My airbag light came on after I removed my 6 disc cd player in my 2006 jetta. Does anyone know how to reset this light? I tried disconnecting the battery with no success.
Also, any ideas on removing stuck Cds from the player?


----------



## Eric D (Feb 16, 1999)

*Re: 2006 jetta Airbag light on (eburg)*

You need to purchase a VAG-COM/VCDS scan tool or a VW specific hand held scan tool with can-bus support.
You can not disconnect the battery, must be done with a scan tool.
What you did was erase the readiness codes, throttle adaption and trans (automatic DSP).
http://www.ross-tech.com/index.html 
Hand held scan tools can be purchased off Ebay or on-line, but make sure it is specifically for a VW with CAN-BUS.
VAG-COM/VCDS is an industry standard among professionals and hobbyists. It does was the factory tools do and for thousands less.


----------



## eburg (Feb 4, 2009)

*Re: 2006 jetta Airbag light on (Eric D)*

So you are saying all I need to do is purchase the correct VAG com scanner and then erase the code correct?
There are a bunch of scanners for aorund $15 and then Ross has them for $250 or so. What is the difference?


----------



## Eric D (Feb 16, 1999)

*Re: 2006 jetta Airbag light on (eburg)*

$15 scanner cables, are obsolete and have no can-bus support.
They are opto-isolator based and have no support from Ross-Tech.
You would need to spend $100 on the software license and will not work on your model.
409.1 cables are not compatible with your Mk5 vehicle.
Should a problem arise with your cable, you won't get support from Ross-Tech, you'll have to deal with the vendor of the cable.
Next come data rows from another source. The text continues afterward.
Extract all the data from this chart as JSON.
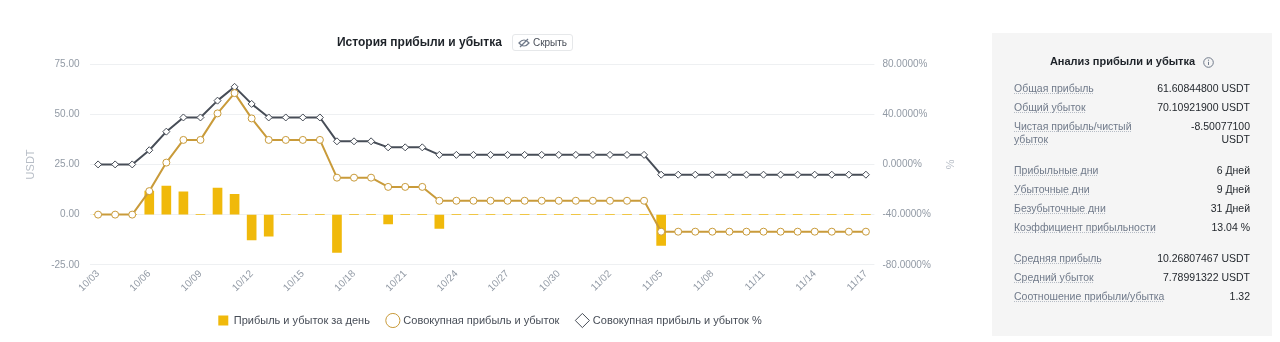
{
  "chart_data": [
    {
      "type": "bar",
      "title": "История прибыли и убытка",
      "annotations": [
        "Скрыть"
      ],
      "categories": [
        "10/03",
        null,
        null,
        "10/06",
        null,
        null,
        "10/09",
        null,
        null,
        "10/12",
        null,
        null,
        "10/15",
        null,
        null,
        "10/18",
        null,
        null,
        "10/21",
        null,
        null,
        "10/24",
        null,
        null,
        "10/27",
        null,
        null,
        "10/30",
        null,
        null,
        "11/02",
        null,
        null,
        "11/05",
        null,
        null,
        "11/08",
        null,
        null,
        "11/11",
        null,
        null,
        "11/14",
        null,
        null,
        "11/17"
      ],
      "series": [
        {
          "name": "Прибыль и убыток за день",
          "type": "bar",
          "color": "#f0b90b",
          "values": [
            0,
            0,
            0,
            11.7,
            14.2,
            11.3,
            0,
            13.2,
            10.1,
            -12.6,
            -10.7,
            0,
            0,
            0,
            -18.8,
            0,
            0,
            -4.6,
            0,
            0,
            -6.9,
            0,
            0,
            0,
            0,
            0,
            0,
            0,
            0,
            0,
            0,
            0,
            0,
            -15.4,
            0,
            0,
            0,
            0,
            0,
            0,
            0,
            0,
            0,
            0,
            0,
            0
          ]
        },
        {
          "name": "Совокупная прибыль и убыток",
          "type": "line",
          "marker": "circle",
          "color": "#c99b3a",
          "values": [
            0,
            0,
            0,
            11.7,
            25.9,
            37.2,
            37.2,
            50.4,
            60.5,
            47.9,
            37.2,
            37.2,
            37.2,
            37.2,
            18.4,
            18.4,
            18.4,
            13.8,
            13.8,
            13.8,
            6.9,
            6.9,
            6.9,
            6.9,
            6.9,
            6.9,
            6.9,
            6.9,
            6.9,
            6.9,
            6.9,
            6.9,
            6.9,
            -8.5,
            -8.5,
            -8.5,
            -8.5,
            -8.5,
            -8.5,
            -8.5,
            -8.5,
            -8.5,
            -8.5,
            -8.5,
            -8.5,
            -8.5
          ]
        },
        {
          "name": "Совокупная прибыль и убыток %",
          "type": "line",
          "marker": "diamond",
          "axis": "y2",
          "color": "#474d57",
          "values": [
            0,
            0,
            0,
            11.3,
            26.1,
            37.4,
            37.4,
            50.8,
            61.8,
            48.2,
            37.4,
            37.4,
            37.4,
            37.4,
            18.4,
            18.4,
            18.4,
            13.6,
            13.6,
            13.6,
            7.6,
            7.6,
            7.6,
            7.6,
            7.6,
            7.6,
            7.6,
            7.6,
            7.6,
            7.6,
            7.6,
            7.6,
            7.6,
            -8.2,
            -8.2,
            -8.2,
            -8.2,
            -8.2,
            -8.2,
            -8.2,
            -8.2,
            -8.2,
            -8.2,
            -8.2,
            -8.2,
            -8.2
          ]
        }
      ],
      "ylabel": "USDT",
      "y2label": "%",
      "ylim": [
        -25,
        75
      ],
      "yticks": [
        {
          "value": -25,
          "label": "-25.00"
        },
        {
          "value": 0,
          "label": "0.00"
        },
        {
          "value": 25,
          "label": "25.00"
        },
        {
          "value": 50,
          "label": "50.00"
        },
        {
          "value": 75,
          "label": "75.00"
        }
      ],
      "y2lim": [
        -80,
        80
      ],
      "y2ticks": [
        {
          "value": -80,
          "label": "-80.0000%"
        },
        {
          "value": -40,
          "label": "-40.0000%"
        },
        {
          "value": 0,
          "label": "0.0000%"
        },
        {
          "value": 40,
          "label": "40.0000%"
        },
        {
          "value": 80,
          "label": "80.0000%"
        }
      ],
      "grid": "y",
      "legend": "bottom"
    },
    {
      "type": "other",
      "title": "Анализ прибыли и убытка",
      "annotations": [
        "Общая прибыль",
        "61.60844800 USDT",
        "Общий убыток",
        "70.10921900 USDT",
        "Чистая прибыль/чистый убыток",
        "-8.50077100 USDT",
        "Прибыльные дни",
        "6 Дней",
        "Убыточные дни",
        "9 Дней",
        "Безубыточные дни",
        "31 Дней",
        "Коэффициент прибыльности",
        "13.04 %",
        "Средняя прибыль",
        "10.26807467 USDT",
        "Средний убыток",
        "7.78991322 USDT",
        "Соотношение прибыли/убытка",
        "1.32"
      ]
    }
  ]
}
http://forums.vwvortex.com/zerothread?id=1260842
If your on a budget a hand held scanner will work, as long as it is VW specific and has can-bus support.
These can be had for as little as $45 and price goes up for full feature models.
I have this hand held scanner and also Ross-Tech cables new and old.
It was easier to get the hand held tool than to use my tablet pc. That Fujitsu tablet screen got washed out with daylight. 
I have 2 other laptops with bright screens, so I still use the cables too.


----------